Baking Vs. Roasting

This is an actual conversation I had at lunch today, transcribed from memory.

He: I’ve been wondering…do you know what the difference is between baking and roasting?

Me: Ooh, I know I read about that once but I just can’t recall it right now. Here, let me Google it [pulling out the phone]…baking vs. roasting…here it is:  “If you’re cooking food that has a solid structure — like any type of meat or vegetables — no matter the temperature of the oven, you’ll roast it. If you’re cooking food that doesn’t already have a solid structure, but will after it’s cooked — like muffins, cake, bread, and casseroles — the proper method is baking.”

He: So it’s the same technique, just applied to different things?

Me: Yes, pretty much.

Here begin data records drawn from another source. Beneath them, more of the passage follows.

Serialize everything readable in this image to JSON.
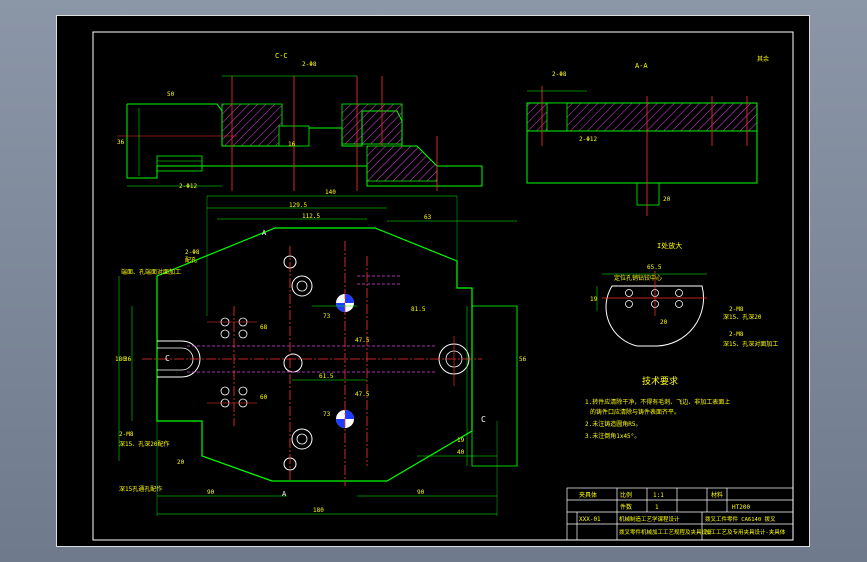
{
  "sections": {
    "cc": "C-C",
    "aa": "A-A",
    "enlarged": "I处放大"
  },
  "roughness_note": "其余",
  "tech": {
    "title": "技术要求",
    "line1": "1.转件应清除干净，不得有毛刺、飞边、非加工表面上",
    "line2": "的铸件口应清除与铸件表面齐平。",
    "line3": "2.未注铸造圆角R5。",
    "line4": "3.未注倒角1x45°。"
  },
  "callouts": {
    "c1": "2-Φ8",
    "c1b": "配孔",
    "c2": "端面、孔端面对面加工",
    "c3": "2-M8",
    "c4": "深15、孔深20配作",
    "c5": "深15孔通孔配作",
    "c6": "定位孔销钻铰中心",
    "c7": "2-M8",
    "c8": "深15、孔深20",
    "c9": "深15、孔深对面加工",
    "c10": "2-Φ8",
    "c11": "2-Φ12"
  },
  "dims": {
    "d_140": "140",
    "d_129": "129.5",
    "d_112": "112.5",
    "d_63": "63",
    "d_81_5": "81.5",
    "d_73": "73",
    "d_61_5": "61.5",
    "d_47_5": "47.5",
    "d_36": "36",
    "d_90a": "90",
    "d_90b": "90",
    "d_180": "180",
    "d_20": "20",
    "d_56": "56",
    "d_40": "40",
    "d_19": "19",
    "d_60": "60",
    "d_68": "68",
    "d_80": "80",
    "d_65_5": "65.5",
    "d_50": "50",
    "d_16": "16",
    "d_c": "C",
    "d_a": "A"
  },
  "title_block": {
    "designer": "夹具体",
    "drawing_no": "XXX-01",
    "scale_label": "比例",
    "scale": "1:1",
    "qty_label": "件数",
    "qty": "1",
    "material_label": "材料",
    "material": "HT200",
    "company1": "机械制造工艺学课程设计",
    "company2": "拨叉零件机械加工工艺规程及夹具设计",
    "desc1": "拨叉工件零件 CA6140 拨叉",
    "desc2": "加工工艺及专用夹具设计-夹具体"
  }
}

You roast things that already have a structure, and you bake things that you want to firm up.

He: Don’t you think it’s odd that one technique should have two different names depending on what you are using it for?

Me: No, not really.

He: Well, what about baked chicken? I’ve heard the term baking applied to chicken.

Me: Googling “Baked Chicken” doesn’t return a definition. Just a bunch of recipes. “Simple Baked Chicken Breasts Recipe”, “Oven-Baked Chicken recipe from Betty Crocker”, “Classic Baked Chicken Recipe”, oh here’s a roasted chicken recipe. The terms seem to be used interchangeably.

He: So people do use the term “Baked Chicken”?

Me: Yes. Ignorant people who don’t know the proper usage.

He: I’m going to pretend I didn’t hear that.